Toulmin practiced in the Bushnell Building and in 1906 helped the Wright brothers draft the patent for their “flying machine” — otherwise known as U.S. Patent No. 821,393.
Maybe one day in the future, we’ll see a statue made of Dyer, Garofalo, Mann and/or Schultz.
Bellefontaine
(Pretty much the whole place)
It’s the highest point in Ohio. It has the youngest mayor in Ohio (a 2003 grad of Bellefontaine High).
And it also has the oldest concrete street in America — and the world’s shortest street.
It wasn’t NYC or Philly or Chicago that was first to pave a street with this magical new stuff called “artificial stone.”
’Twas Bellefontaine in 1891.
Back then, the paving of Court Avenue with cement was an engineering marvel.
So much so that Bellefontaine has erected a statue to George Bartholomew, the father of cement ... in the Midwest.
He didn’t invent cement. He just brought it to the Midwest and sold Bellefontaine on the idea of paving a street with it.
“It’s much different than today’s concrete, but it worked,” said Jim Holycross, the city’s service director. “I’ve got a chunk of it sitting in my office. There’s a lot more rock to it.”
Still more than half of Court Avenue is the original concrete from 1891.
And then there’s McKinley Street — all 20 feet of it — which locals claim is the “world’s shortest street.”
It was named for President William McKinley of Ohio, whose life was cut, uh, short when he was shot in 1901.
Cave for stashing bodies
The side of a cliff, Ferncliff Cemetery, Springfield
Maybe you’ve driven by this now-sealed cave in Ferncliff with the inscription “Machpelah” above it and thought to yourself, “Surely, that’s where they trapped the Frankenstein monster or some other unearthly demon that once terrorized the good people of the Champion City.”
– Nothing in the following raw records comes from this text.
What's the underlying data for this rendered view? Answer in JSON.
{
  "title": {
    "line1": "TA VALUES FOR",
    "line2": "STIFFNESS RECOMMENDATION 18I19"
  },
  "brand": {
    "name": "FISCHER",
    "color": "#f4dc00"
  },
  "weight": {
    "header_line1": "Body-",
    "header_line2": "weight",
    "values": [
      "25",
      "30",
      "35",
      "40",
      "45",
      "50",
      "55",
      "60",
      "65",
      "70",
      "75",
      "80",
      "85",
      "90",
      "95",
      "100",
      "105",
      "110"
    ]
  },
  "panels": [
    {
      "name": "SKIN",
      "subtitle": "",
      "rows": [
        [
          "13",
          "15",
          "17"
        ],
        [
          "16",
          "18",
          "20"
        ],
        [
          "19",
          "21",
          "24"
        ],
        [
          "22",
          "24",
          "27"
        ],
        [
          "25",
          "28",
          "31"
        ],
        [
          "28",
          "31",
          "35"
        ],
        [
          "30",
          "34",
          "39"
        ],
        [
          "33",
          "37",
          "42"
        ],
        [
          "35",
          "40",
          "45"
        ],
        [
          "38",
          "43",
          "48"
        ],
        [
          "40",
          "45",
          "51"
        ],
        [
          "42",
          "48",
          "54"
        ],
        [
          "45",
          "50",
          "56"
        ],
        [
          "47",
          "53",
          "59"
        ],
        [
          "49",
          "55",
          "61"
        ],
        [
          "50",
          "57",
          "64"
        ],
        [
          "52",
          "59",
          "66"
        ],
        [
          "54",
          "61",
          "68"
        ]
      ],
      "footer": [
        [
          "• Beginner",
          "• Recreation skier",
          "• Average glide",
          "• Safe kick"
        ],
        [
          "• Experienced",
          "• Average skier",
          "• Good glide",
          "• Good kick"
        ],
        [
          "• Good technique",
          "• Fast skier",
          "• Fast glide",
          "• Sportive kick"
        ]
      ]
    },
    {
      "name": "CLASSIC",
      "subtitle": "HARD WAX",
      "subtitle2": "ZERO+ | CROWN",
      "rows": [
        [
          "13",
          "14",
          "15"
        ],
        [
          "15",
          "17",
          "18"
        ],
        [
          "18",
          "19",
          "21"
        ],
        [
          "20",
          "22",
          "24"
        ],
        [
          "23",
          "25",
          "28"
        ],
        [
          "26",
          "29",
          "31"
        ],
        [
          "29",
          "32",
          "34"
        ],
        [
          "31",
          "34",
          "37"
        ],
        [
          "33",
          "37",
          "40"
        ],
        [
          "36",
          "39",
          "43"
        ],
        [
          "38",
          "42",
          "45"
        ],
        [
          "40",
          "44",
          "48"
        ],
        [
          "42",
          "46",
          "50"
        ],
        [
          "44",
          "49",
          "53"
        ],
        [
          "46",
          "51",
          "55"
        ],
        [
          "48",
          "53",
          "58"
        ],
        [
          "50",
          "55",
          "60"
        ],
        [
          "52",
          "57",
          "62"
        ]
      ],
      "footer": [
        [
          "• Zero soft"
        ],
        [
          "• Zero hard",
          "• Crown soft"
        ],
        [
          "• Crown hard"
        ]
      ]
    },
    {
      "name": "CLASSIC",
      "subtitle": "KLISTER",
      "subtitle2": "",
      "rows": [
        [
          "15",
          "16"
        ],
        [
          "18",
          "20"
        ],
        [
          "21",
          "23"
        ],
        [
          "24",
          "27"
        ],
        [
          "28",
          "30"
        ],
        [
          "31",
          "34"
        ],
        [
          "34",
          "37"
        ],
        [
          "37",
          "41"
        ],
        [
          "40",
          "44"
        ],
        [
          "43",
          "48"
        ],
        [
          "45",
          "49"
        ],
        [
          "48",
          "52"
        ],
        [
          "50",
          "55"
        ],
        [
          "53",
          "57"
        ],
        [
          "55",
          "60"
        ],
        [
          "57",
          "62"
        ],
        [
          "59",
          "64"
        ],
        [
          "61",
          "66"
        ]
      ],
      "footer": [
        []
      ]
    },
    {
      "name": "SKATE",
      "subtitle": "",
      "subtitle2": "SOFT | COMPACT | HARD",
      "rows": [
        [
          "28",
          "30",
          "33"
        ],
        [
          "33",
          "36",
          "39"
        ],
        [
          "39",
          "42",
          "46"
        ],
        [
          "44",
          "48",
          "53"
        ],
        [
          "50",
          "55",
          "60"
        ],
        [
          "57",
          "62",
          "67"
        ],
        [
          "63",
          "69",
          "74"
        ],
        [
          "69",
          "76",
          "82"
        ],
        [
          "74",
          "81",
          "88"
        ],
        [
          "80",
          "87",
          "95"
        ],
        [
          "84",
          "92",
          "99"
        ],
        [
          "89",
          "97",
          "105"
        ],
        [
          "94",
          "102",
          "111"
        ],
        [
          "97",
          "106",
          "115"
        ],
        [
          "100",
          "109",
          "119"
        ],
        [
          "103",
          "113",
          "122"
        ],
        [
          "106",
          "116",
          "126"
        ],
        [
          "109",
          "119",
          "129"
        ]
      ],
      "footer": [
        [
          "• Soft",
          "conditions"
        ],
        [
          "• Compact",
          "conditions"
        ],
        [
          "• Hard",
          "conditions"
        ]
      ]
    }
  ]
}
Turns out, the cave dates to 1864, and was used as a place to store the bodies of people who died in the winter.
That’s all.
And that’s still kinda creepy.
A really big loaf of bread
At the American Pan Co., 417 E. Water St., Urbana
“Our founder and owner is a fan of all things baking,” said Wendi Ebbing, marketing manager for Urbana-based American Pan Co., the world leader in manufacturing pans for the baking industry. “Thus the big loaf of bread.”
Situated back by the loading docks, this huge, fiberglass loaf of Colonial Bread was rescued years ago from a bakery out East that closed.
They don’t know where else to store it, Ebbing said.
“We can’t stop anybody from coming back on a Saturday,” she said, “but it’s not meant to be a tourist attraction.”
Well, you can at least see it from the street.